En ouverture des débats en séance au Sénat sur le projet de loi Climat et Résilience, ce 14 juin, la ministre de la Transition écologique, Barbara Pompili, a appelé à "dépasser les obstacles et avancer ensemble" pour ce qui constitue une "nouvelle pierre d’une République écologique", alors que l'appréciation du texte reste mitigée pour la majorité sénatoriale de droite et du centre comme pour la gauche. 

Après le passage du projet de loi Climat et Résilience à l’Assemblée nationale, l’examen du texte a débuté au Sénat, en séance publique, ce 14 juin, et devrait se poursuivre pendant deux semaines au cours desquelles seront balayés les quelques 2.200 amendements déposés. La ministre de la Transition écologique, Barbara Pompili, a passé le témoin aux sénateurs pour "enclencher, plus vite, partout, la transformation écologique dont notre pays a tant besoin" et "continuer et amplifier le travail entamé par les 150 citoyennes et citoyens" à l’origine de plusieurs dispositions. Un texte jugé "perfectible" par la majorité sénatoriale qui l’a largement retouché en commission en adoptant près de 700 amendements (lire nos articles des 7 et 8 juin 2021).
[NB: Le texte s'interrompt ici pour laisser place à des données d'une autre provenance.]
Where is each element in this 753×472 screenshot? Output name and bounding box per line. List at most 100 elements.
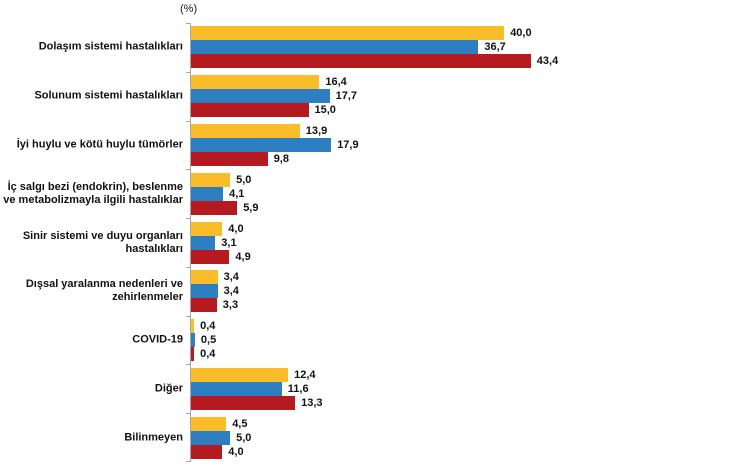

À la différence du choix opéré à l'Assemblée de créer une commission spéciale, le Sénat a préféré s'appuyer sur l'expertise des commissions permanentes. En ouverture de la discussion générale, les rapporteurs pour la commission de l’Aménagement du territoire et du développement durable - Marta de Cidrac (LR), Pascal Martin(UC) et Philippe Tabarot (LR) - puis la présidente de la commission des affaires économiques, Sophie Primas (LR), et enfin les rapporteurs de trois autres commissions saisies pour avis (Culture, Finances et Lois) ont tour à tour pris la parole pour se targuer des apports au texte issus de leur travail collectif visant tout à la fois à en "rehausser" l’ambition environnementale et à l’ancrer davantage dans "les réalités sociales, économiques et territoriales".

Signaux contradictoires

Le Sénat a fait preuve de "bonne volonté" au stade de la commission en résistant à un détricotage de la totalité des articles, concède-t-on du côté du ministère, tout en déplorant les "signaux contradictoires" envoyés par la chambre haute. Alors que chaque année 40.000 personnes meurent en France du fait de la pollution de l’air, principalement liée à la circulation automobile, la ministre a en particulier regretté le recul de la commission sur le calendrier de déploiement de zones à faibles émissions (ZFE). C’est loin d’être le seul grief…Sur la rénovation des passoires thermiques, le Sénat a repoussé de six ans l’échéance qui concerne la classe E, qui représente 2,6 millions de logements, renoncé à pérenniser l’expérimentation du menu végétarien hebdomadaire prévu par la loi Egalim "alors que l’évaluation de cette mesure est positive" ou encore supprimé le terme "d’écocide", le réservant au droit international. Autant de "mesures structurantes" sur lesquelles l’exécutif entend bien revenir à la rédaction de l’Assemblée nationale.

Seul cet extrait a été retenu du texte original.